Um dia destes, talvez me aventure em mais "retalhos", que "moldaram" o meu ser...
e realmente emocionante lembrar de nossa escola, o professor daniel impunha medo e respeito,um dia desses vou contar algumas lembranças desse quatro anos, apesar dos momentos dificeis sinto saudades parabens pelo teu relato tao detalhado otilia.
O meu primeiro foi como todos positivo e com muita alegria mesmo sendo a minha avo Piedade Araujo a levar-me mas nao foi preciso passar das recomendaçoes aos actos nunca conseguiram dar-me uma varada nem reguada por nao saber.
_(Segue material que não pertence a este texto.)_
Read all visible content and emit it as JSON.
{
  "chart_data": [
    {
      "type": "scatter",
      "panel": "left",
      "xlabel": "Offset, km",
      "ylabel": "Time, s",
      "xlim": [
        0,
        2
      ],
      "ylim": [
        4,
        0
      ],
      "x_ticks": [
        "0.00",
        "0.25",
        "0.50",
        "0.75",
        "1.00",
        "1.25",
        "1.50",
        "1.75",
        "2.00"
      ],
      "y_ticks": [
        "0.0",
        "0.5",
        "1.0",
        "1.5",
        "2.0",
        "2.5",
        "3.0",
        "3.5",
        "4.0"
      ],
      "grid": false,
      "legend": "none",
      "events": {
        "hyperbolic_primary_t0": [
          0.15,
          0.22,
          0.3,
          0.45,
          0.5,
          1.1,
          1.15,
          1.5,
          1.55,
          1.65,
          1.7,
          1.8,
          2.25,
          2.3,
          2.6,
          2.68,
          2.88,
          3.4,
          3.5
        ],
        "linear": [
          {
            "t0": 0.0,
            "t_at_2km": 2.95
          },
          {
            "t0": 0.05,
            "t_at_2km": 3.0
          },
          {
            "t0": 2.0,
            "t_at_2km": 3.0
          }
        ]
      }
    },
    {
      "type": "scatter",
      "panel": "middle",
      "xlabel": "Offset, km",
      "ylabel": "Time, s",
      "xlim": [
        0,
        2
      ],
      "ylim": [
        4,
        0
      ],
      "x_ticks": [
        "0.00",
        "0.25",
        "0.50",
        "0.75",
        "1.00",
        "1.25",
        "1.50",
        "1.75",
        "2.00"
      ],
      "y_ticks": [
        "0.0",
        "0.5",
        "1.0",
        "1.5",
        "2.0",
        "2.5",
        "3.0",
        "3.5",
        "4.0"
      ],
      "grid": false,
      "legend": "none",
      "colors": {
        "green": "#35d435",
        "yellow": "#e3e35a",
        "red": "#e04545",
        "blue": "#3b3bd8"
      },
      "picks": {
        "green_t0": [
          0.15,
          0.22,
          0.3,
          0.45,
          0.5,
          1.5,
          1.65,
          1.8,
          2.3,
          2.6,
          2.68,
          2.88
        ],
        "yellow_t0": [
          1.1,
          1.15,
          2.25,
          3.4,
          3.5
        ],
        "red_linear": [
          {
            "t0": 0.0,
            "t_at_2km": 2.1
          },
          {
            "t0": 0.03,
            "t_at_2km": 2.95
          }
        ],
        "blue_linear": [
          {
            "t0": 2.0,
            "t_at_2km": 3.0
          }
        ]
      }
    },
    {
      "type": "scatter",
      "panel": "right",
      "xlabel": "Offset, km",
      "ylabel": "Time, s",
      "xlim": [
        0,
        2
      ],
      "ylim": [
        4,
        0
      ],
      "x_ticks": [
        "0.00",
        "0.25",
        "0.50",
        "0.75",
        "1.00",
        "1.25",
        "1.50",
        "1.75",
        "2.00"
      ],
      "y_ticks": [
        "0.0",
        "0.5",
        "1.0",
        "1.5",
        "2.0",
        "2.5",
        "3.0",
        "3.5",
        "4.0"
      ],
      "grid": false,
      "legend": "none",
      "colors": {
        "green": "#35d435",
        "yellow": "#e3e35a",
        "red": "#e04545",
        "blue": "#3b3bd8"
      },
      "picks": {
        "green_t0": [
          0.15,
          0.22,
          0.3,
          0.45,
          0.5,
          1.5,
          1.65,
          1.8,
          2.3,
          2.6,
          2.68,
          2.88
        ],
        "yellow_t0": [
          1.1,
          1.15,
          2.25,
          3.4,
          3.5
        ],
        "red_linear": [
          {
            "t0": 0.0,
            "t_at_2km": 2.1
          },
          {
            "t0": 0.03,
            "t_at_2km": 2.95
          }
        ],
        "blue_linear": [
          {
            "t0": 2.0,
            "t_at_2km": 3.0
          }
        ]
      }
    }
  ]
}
Professor Daniel Santos da minha segunda ou terceira classe era eu o assistente a segunda feira que chegava um pouco mais tarde do stres familiar do Miguel e da Graça e se calhar o Chico que era o mais pequeno e nao o deixava dormir, era isso ou qualquer coisa da juventude,deu-me um castigo uma vez por nao querer apanhar azeitonas,na minha cabeça quem comia o azeite que apanha-se as ditas,1971 tinha acabado a cantina. Todos os outros profs foi mais ou menos igual mais fraco a Portugues e Matematica com os meus 14,14/20,
um ja falecido o grande professor de Françes Reis Barata,a que eu gosto mais a Maria do "ti" Sacristao pela sua paciençia em nos ensinar,a todos o meu Obrigado
mas castigos por nao saber nem um que isso lembra-me tudo e escrevia um livro com as minhas recordaçoes de Primaria e Telescola so castigos por ser ja Esquerdinho na altura mas escrevo a direita,25 de Abril fui eu que desafiei um grupo e parti as varas todas e as reguas dos castigos,escrevi Liberdade a vermelho na parede do patio,passado um mes havia ordem para tirarmos as fotos do Ditador e queimar uns livros que nao interessavam a nenhum Portugues de
Hoje, fogueira de Liberdade.
Isto tudo sem nunca ser castigado,por pena dos que tinham Sofrido com a Ditadura, so onze anos e ja sabia a terra que pisava.